A Mensag… Digo: O Meio de McLuhan!

Diego Nantes
O Gerador de Van de Graaff
6 min readNov 24, 2017

Marshall McLuhan foi um relevante teórico da comunicação, professor, pensador e filósofo canadense. Seus estudos de caráter filosófico e cultural, acerca das consequências sociais geradas pelas inovações telecom-computacionais, foram precursores. Entreviu, de certa forma, a rede global de computadores quase três décadas antes dessa surgir. É afamado por sua idéia de que “o meio é a mensagem” e pela forja do termo Aldeia Global.

Antes do adentramento em alguns conceitos fundamentais da obra do canadense, faz-se necessário compreender outras noções mais básicas. Afinal, por exemplo, o que seria “meio”? Esse é uma tecnologia de comunicação. Os norte-americanos cunharam o termo medium através do latim e, seguindo a lógica dessa mesma língua, gerando seu plural media. O medium é o “meio que o espírito usa”. Aqui, aliás, cabe uma extrapolação: A palavra correta, em português brasileiro, seria “meio” e não “mídia”. Esse “aportuguesamento” (e não uso do vocábulo já existente) como bem explica a Escola de Frankfurt (que McLuhan não pertence!) é um fruto do imperialismo cultural.
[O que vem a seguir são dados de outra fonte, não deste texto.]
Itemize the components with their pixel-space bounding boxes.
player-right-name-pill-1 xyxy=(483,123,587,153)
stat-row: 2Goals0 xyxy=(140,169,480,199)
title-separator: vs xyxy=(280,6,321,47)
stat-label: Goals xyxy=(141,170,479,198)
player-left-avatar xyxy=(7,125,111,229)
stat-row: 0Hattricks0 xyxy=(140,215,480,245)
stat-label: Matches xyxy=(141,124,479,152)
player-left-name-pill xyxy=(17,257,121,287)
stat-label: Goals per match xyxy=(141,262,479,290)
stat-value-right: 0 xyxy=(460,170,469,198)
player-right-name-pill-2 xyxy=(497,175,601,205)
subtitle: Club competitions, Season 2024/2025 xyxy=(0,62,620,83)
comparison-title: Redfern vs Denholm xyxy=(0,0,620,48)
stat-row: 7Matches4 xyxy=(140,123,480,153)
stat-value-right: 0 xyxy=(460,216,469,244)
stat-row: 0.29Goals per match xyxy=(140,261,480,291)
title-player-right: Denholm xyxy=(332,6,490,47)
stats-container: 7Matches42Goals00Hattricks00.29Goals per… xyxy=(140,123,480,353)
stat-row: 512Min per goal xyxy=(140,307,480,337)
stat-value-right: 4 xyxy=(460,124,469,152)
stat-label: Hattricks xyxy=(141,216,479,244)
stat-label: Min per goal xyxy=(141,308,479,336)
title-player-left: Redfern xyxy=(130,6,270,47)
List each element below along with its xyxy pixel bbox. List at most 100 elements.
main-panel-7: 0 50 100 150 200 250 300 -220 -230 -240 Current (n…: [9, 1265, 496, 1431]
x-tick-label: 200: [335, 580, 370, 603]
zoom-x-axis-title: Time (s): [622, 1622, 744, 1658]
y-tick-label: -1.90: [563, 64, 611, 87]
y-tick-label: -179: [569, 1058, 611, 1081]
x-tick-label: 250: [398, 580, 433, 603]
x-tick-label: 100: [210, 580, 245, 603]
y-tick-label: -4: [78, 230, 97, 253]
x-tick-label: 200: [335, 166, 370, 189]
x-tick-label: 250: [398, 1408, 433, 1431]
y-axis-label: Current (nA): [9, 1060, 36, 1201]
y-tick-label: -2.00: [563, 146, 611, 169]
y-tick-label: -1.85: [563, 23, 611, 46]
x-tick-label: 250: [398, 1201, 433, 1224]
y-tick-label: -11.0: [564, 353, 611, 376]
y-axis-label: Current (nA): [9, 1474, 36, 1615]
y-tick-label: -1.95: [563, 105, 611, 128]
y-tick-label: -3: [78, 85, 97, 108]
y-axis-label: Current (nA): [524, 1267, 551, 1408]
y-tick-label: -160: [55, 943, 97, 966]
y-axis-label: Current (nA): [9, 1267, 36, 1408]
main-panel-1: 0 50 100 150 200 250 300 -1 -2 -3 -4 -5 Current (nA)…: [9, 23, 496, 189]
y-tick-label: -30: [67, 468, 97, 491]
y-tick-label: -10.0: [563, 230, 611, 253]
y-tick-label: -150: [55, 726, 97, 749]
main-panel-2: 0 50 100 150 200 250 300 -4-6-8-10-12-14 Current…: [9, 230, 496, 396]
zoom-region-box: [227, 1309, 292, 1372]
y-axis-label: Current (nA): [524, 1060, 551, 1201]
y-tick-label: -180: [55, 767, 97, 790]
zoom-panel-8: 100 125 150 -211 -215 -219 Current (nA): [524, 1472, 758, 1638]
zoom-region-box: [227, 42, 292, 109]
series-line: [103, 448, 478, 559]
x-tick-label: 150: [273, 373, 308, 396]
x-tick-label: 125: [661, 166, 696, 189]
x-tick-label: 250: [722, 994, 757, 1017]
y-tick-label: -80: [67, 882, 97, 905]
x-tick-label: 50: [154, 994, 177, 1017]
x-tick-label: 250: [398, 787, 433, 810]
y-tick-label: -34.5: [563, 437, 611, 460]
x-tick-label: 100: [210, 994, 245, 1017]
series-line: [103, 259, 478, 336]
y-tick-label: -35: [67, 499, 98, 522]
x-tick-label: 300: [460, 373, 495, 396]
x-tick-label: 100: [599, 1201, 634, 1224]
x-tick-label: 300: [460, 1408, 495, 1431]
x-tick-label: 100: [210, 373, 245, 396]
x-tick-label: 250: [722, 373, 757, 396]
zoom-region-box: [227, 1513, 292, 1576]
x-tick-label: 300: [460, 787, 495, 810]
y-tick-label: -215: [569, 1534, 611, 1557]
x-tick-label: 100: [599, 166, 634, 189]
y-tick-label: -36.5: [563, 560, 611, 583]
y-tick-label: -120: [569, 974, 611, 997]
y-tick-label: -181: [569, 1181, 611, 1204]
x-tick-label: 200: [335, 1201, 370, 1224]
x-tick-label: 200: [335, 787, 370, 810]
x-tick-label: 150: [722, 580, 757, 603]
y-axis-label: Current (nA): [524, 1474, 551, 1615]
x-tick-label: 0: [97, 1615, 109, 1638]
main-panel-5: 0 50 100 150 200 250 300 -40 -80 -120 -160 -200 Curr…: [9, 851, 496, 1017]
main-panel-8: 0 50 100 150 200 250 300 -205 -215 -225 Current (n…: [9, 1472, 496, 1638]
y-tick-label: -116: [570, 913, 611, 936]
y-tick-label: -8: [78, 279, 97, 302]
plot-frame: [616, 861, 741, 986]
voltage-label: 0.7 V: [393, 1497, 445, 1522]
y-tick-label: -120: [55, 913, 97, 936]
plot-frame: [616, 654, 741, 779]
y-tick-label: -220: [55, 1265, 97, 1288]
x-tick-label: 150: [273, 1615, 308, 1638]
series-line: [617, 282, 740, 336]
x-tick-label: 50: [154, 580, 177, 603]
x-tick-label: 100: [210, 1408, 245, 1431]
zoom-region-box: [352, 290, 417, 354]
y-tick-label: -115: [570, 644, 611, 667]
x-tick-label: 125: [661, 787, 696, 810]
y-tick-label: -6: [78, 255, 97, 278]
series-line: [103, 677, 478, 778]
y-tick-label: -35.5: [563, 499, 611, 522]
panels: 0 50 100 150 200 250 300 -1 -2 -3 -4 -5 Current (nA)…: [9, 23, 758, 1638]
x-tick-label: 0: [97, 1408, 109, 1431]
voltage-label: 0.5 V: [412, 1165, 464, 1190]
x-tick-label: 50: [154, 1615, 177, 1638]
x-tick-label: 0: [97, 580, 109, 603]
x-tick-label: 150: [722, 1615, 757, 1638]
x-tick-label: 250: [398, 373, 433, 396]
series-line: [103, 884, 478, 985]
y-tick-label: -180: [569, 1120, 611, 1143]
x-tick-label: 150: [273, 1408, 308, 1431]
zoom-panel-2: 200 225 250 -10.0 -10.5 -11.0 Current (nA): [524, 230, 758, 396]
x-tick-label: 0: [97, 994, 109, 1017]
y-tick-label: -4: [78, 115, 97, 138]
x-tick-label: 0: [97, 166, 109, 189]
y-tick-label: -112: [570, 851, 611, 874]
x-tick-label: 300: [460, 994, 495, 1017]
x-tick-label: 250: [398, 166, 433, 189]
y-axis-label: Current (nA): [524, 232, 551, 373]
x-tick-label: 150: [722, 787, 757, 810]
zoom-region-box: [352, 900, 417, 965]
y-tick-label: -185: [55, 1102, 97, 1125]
A comunicação depende dos meios e através do jornal, telefone, rádio, televisão, internet, dentre outros, ultrapassa os limites fronteiriços do local onde está sendo produzida. Entre a mensagem que origina-se em Ana e atinge Maria há um meio, e esse (segundo McLuhan) é mais relevante de ser estudado do que a própria mensagem em si. Comunicar gera-se de “comum”. Comunicar é transformar em comum, dividir, distribuir, interligar, associar… É como os seres, diferentes como todos eles são, conseguem se relacionar.
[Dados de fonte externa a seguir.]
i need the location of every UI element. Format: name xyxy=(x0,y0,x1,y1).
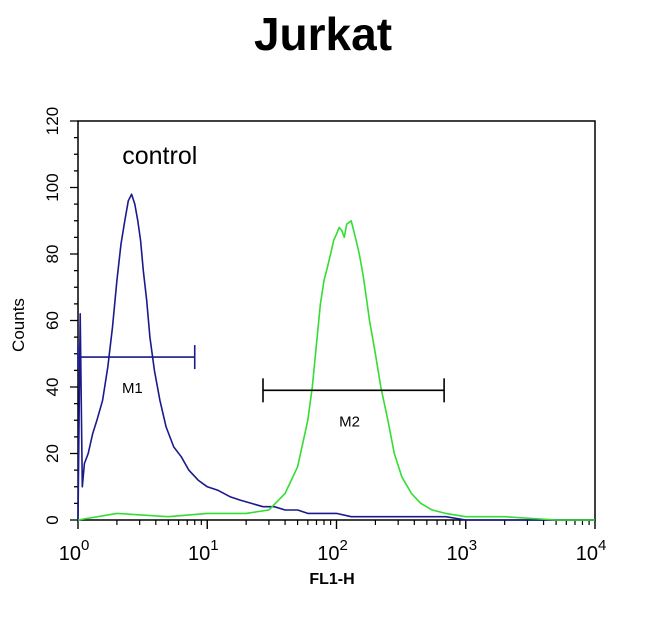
x-tick-label: 101 xyxy=(188,537,219,565)
y-tick-label: 40 xyxy=(43,378,62,397)
y-tick-label: 0 xyxy=(43,515,62,524)
x-tick-label: 104 xyxy=(576,537,607,565)
y-axis-label: Counts xyxy=(9,298,28,352)
y-tick-label: 80 xyxy=(43,245,62,264)
series-layer xyxy=(77,193,595,521)
series-1-line xyxy=(77,193,595,521)
y-tick-label: 120 xyxy=(43,107,62,135)
annotations: control xyxy=(122,142,197,170)
series-2-line xyxy=(77,220,595,521)
x-axis: 100 101 102 103 104 xyxy=(59,520,607,565)
marker-label: M2 xyxy=(339,413,360,430)
x-tick-label: 102 xyxy=(317,537,348,565)
y-tick-label: 20 xyxy=(43,444,62,463)
x-tick-label: 100 xyxy=(59,537,90,565)
gate-markers: M1 M2 xyxy=(77,345,445,430)
y-axis: 0 20 40 60 80 100 120 xyxy=(43,107,78,525)
annotation-label: control xyxy=(122,142,197,170)
marker-label: M1 xyxy=(122,380,143,397)
x-axis-label: FL1-H xyxy=(309,571,354,588)
y-tick-label: 60 xyxy=(43,311,62,330)
y-tick-label: 100 xyxy=(43,173,62,201)
chart-title: Jurkat xyxy=(254,8,392,60)
x-tick-label: 103 xyxy=(446,537,477,565)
Trata-se aqui de uma relação entre participantes distintos, desiguais, díspares… Um viola as fronteiras, infecta, invade, usando a característica mais ou menos permeável do interesse. Há, nessa viagem de significados, três conceitos básicos para que possa ser compreendida:

O primeiro é a intensidade de conexão/abertura, mediada pelo interesse (que pode ser negativo), empatia, capacidade sociocultural de transferência, identificação, tesão e desejo. Quanto maior a abertura, maior a conexão. O segundo refere-se ao puro e simples fluxo consciente e/ou inconsciente entre as partes. O terceiro, voltando aos Frankfurtianos novamente, é a ideia de massa, isto é, o conjunto de pessoas não lúcidas, vidradas, quase como em transe, parecendo hipnotizadas, “vítimas” de agendas comunicacionais perversas e, em algum ponto, comportamentalistas (relacionadas ao behaviorismo radical norte-americano, por exemplo). Aliás, ainda sobre as massas, as teorias da comunicação “antigas” ignoravam um fator determinante nesse processo alienante, gerador de êxtase superficial e formador da opinião pública: Os manipulados, no fim das contas, deixam ser manipulados.

“O meio é mais importante que a mensagem”. É com esta afirmação, finalmente, que inicia-se a observação de alguns pensamentos centrais do intelectual nascido em Edmonton, Herbert Marshall McLuhan. Primeiramente, focalizará-se a frase “os meios de comunicação são extensões do homem”: Isso revela que os meios são parte integrante do corpo humano. O microscópio é o olho absurdamente ampliado, o telefone analógico a própria voz, os celulares contemporâneos a própria “presença humana”, em seu âmbito audiovisual-. A carne do homo sapiens está ligada, agregada, conectada, até cerebralmente, até mentalmente, aos artefatos tecnológicos. O “corpo humano é ampliado tecnologicamente”, o corpo humano é modificado irreversivelmente pela evolução tecnológica. Neste sentido, numa ideia talvez chocante, pode-se até pensar em meios comunicantes referentes a produtos culturais não tão óbvios nesse sentido, como um carro e/ou uma roda, que, afinal de contas, servem para conectar. Uma faca, sacada em posição ameaçadora, também é um meio de comunicação, assim como o Metrô (que liga e conecta infinitas informações!). Essa arma branca, empunhada de forma intimidadora, possui uma mensagem clara.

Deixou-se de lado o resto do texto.